We have to stop the politicization of humanitarian aid

Because the region is so conflicted, it’s led to confusion and politicization, both by the Assad regime and due to confusion over how sanctions against HTS and the regime apply to humanitarian assistance. That means that a region that is almost fully dependent on outside aid is only seeing a trickle come in — and what has entered so far isn’t even disaster aid, but rather resources that were already bound for northwestern Syria before the earthquake.

“The dependency on emergency aid becomes dangerous because funding is dwindling and if it’s only allowed because of a [UN] Security Council resolution, then it can be cut off by a veto in the Security Council,” Muhammedally said. Should Russia, for example, veto a future resolution to allow cross-border aid from Turkey to northwestern Syria — similar to what happened in July 2022 — it would be even more difficult to get critical aid to the region.

Some observers have called for an end to sanctions against Syria in order to get aid to people in need, but experts say that’s an incredibly misguided point of view.

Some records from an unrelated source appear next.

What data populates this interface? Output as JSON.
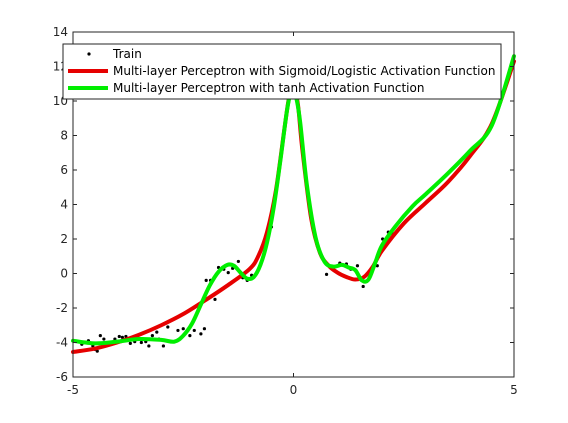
{
  "chart_data": {
    "type": "line",
    "title": "",
    "xlabel": "",
    "ylabel": "",
    "xlim": [
      -5,
      5
    ],
    "ylim": [
      -6,
      14
    ],
    "xticks": [
      -5,
      0,
      5
    ],
    "yticks": [
      -6,
      -4,
      -2,
      0,
      2,
      4,
      6,
      8,
      10,
      12,
      14
    ],
    "xtick_labels": [
      "-5",
      "0",
      "5"
    ],
    "ytick_labels": [
      "-6",
      "-4",
      "-2",
      "0",
      "2",
      "4",
      "6",
      "8",
      "10",
      "12",
      "14"
    ],
    "grid": false,
    "legend_position": "top",
    "series": [
      {
        "name": "Train",
        "kind": "scatter",
        "color": "#000000",
        "x": [
          -4.8,
          -4.75,
          -4.65,
          -4.55,
          -4.5,
          -4.45,
          -4.38,
          -4.3,
          -4.05,
          -3.95,
          -3.88,
          -3.8,
          -3.7,
          -3.6,
          -3.45,
          -3.35,
          -3.28,
          -3.2,
          -3.1,
          -3.05,
          -2.95,
          -2.85,
          -2.62,
          -2.5,
          -2.35,
          -2.25,
          -2.1,
          -2.02,
          -1.98,
          -1.88,
          -1.78,
          -1.7,
          -1.58,
          -1.48,
          -1.38,
          -1.25,
          -1.15,
          -1.05,
          -0.95,
          -0.6,
          -0.5,
          0.75,
          1.05,
          1.2,
          1.3,
          1.45,
          1.58,
          1.9,
          2.02,
          2.1,
          2.15,
          2.25
        ],
        "y": [
          -4.1,
          -4.0,
          -3.9,
          -4.2,
          -4.4,
          -4.5,
          -3.6,
          -3.8,
          -3.8,
          -3.65,
          -3.7,
          -3.65,
          -4.05,
          -3.95,
          -4.0,
          -3.95,
          -4.2,
          -3.6,
          -3.4,
          -3.8,
          -4.2,
          -3.1,
          -3.3,
          -3.2,
          -3.6,
          -3.3,
          -3.5,
          -3.2,
          -0.4,
          -0.4,
          -1.5,
          0.35,
          0.25,
          0.05,
          0.3,
          0.7,
          -0.25,
          -0.4,
          -0.1,
          2.0,
          2.7,
          -0.05,
          0.6,
          0.55,
          0.25,
          0.45,
          -0.75,
          0.45,
          2.0,
          1.7,
          2.4,
          2.3
        ]
      },
      {
        "name": "Multi-layer Perceptron with Sigmoid/Logistic Activation Function",
        "kind": "line",
        "color": "#e60000",
        "x": [
          -5,
          -4.5,
          -4,
          -3.5,
          -3,
          -2.5,
          -2,
          -1.5,
          -1,
          -0.8,
          -0.6,
          -0.4,
          -0.2,
          -0.1,
          0,
          0.1,
          0.2,
          0.4,
          0.6,
          0.8,
          1.0,
          1.2,
          1.4,
          1.6,
          1.8,
          2.0,
          2.5,
          3.0,
          3.5,
          4.0,
          4.5,
          5.0
        ],
        "y": [
          -4.55,
          -4.35,
          -4.0,
          -3.55,
          -3.0,
          -2.35,
          -1.55,
          -0.7,
          0.25,
          1.0,
          2.4,
          4.8,
          8.5,
          10.2,
          10.8,
          9.8,
          7.2,
          3.2,
          1.2,
          0.45,
          0.05,
          -0.2,
          -0.35,
          -0.2,
          0.4,
          1.3,
          2.9,
          4.1,
          5.3,
          6.8,
          8.7,
          12.3
        ]
      },
      {
        "name": "Multi-layer Perceptron with tanh Activation Function",
        "kind": "line",
        "color": "#00ee00",
        "x": [
          -5,
          -4.5,
          -4,
          -3.5,
          -3,
          -2.7,
          -2.5,
          -2.3,
          -2.1,
          -1.9,
          -1.7,
          -1.5,
          -1.35,
          -1.2,
          -1.05,
          -0.9,
          -0.75,
          -0.6,
          -0.45,
          -0.3,
          -0.15,
          -0.05,
          0.05,
          0.15,
          0.3,
          0.5,
          0.7,
          0.9,
          1.1,
          1.25,
          1.4,
          1.55,
          1.7,
          1.85,
          2.0,
          2.3,
          2.7,
          3.0,
          3.5,
          4.0,
          4.5,
          5.0
        ],
        "y": [
          -3.9,
          -4.05,
          -3.95,
          -3.8,
          -3.85,
          -3.95,
          -3.6,
          -2.9,
          -1.8,
          -0.7,
          0.1,
          0.5,
          0.45,
          0.05,
          -0.3,
          -0.2,
          0.5,
          1.8,
          3.8,
          6.5,
          9.4,
          10.6,
          10.3,
          8.8,
          5.2,
          2.1,
          0.7,
          0.4,
          0.5,
          0.35,
          0.2,
          -0.4,
          -0.35,
          0.6,
          1.6,
          2.7,
          3.9,
          4.6,
          5.8,
          7.1,
          8.6,
          12.6
        ]
      }
    ]
  }
}
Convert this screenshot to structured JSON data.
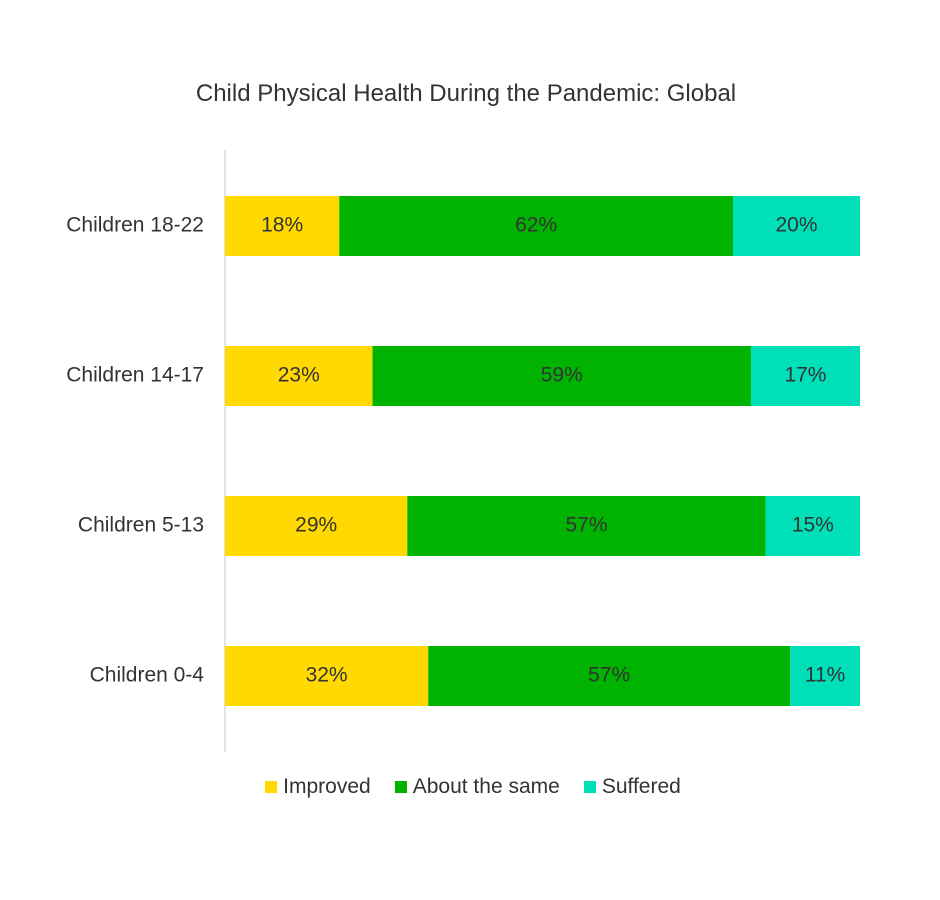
{
  "chart_data": {
    "type": "bar",
    "orientation": "horizontal",
    "stacked": true,
    "title": "Child Physical Health During the Pandemic: Global",
    "categories": [
      "Children 18-22",
      "Children 14-17",
      "Children 5-13",
      "Children 0-4"
    ],
    "series": [
      {
        "name": "Improved",
        "color": "#ffd900",
        "values": [
          18,
          23,
          29,
          32
        ],
        "labels": [
          "18%",
          "23%",
          "29%",
          "32%"
        ]
      },
      {
        "name": "About the same",
        "color": "#00b300",
        "values": [
          62,
          59,
          57,
          57
        ],
        "labels": [
          "62%",
          "59%",
          "57%",
          "57%"
        ]
      },
      {
        "name": "Suffered",
        "color": "#00e0b8",
        "values": [
          20,
          17,
          15,
          11
        ],
        "labels": [
          "20%",
          "17%",
          "15%",
          "11%"
        ]
      }
    ],
    "xlim": [
      0,
      100
    ],
    "grid": false,
    "legend_position": "bottom"
  }
}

“UN agencies work out of Damascus — all of them,” Hall said. “They get billions of dollars of funding, as do [international nongovernmental organizations] through European governments, the UK, and the United States, and that has been going on for the past 12 years, and even before that. So the sanctions are not connected to humanitarian assistance, there are waivers for humanitarian assistance, but the issue is more, banks and other countries being scared to operate in Syria because of the sanctions and because they’re worried about legal risk.”

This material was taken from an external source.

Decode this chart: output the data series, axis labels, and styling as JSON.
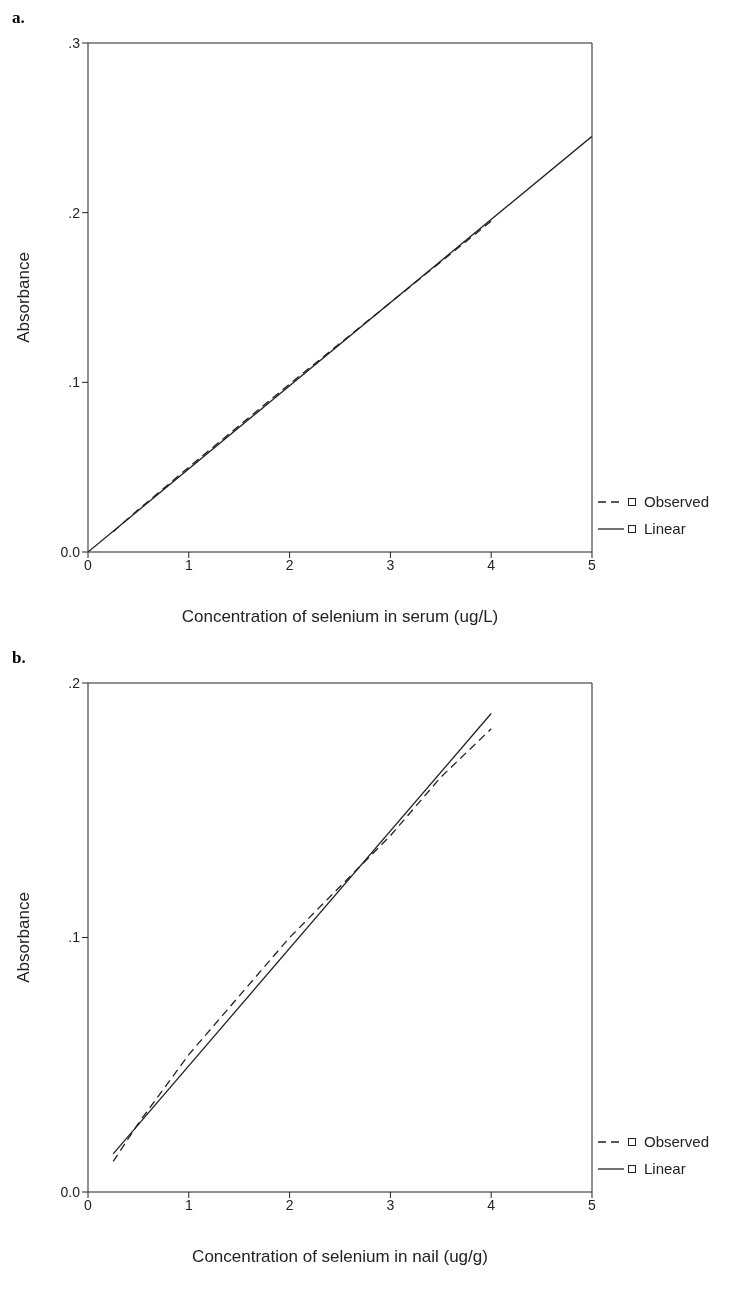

The US on Friday issued an order extending general licensing agreement for humanitarian aid for six months. “It’s very broad and all-encompassing, and basically in response to the claims that the Europeans and the sanctions were prohibiting a proper response,” Hall said.

Eliminating sanctions against the regime, then, wouldn’t make a difference for people in northwest Syria, although clarifying the ability of banks and businesses’ ability to contribute to earthquake response is a positive step. Still, the disinformation campaign aimed at taking pressure off the Assad regime continues, despite the fact that, “They’re responsible for the horrors that have taken place for the past 12 years, and there have always been a way to get around sanctions for regime actors,” Muhammedally said.

Dealing with the immense politicization of humanitarian aid in this situation requires thinking creatively about alternatives, Sahloul told Vox. “Why not airlift medical supplies? We have American military bases not far from there, in northeast Syria,” which US forces have used in anti-terrorism operations. “If there’s a political will to help the people, don’t blame it on the bottleneck or the border crossing, do it yourself!”

But that’s exactly the problem, Sahloul said — the lack of political will to actually get aid to the millions of people in northwest Syria whom more than a decade of conflict, displacement, and terror have already deeply traumatized.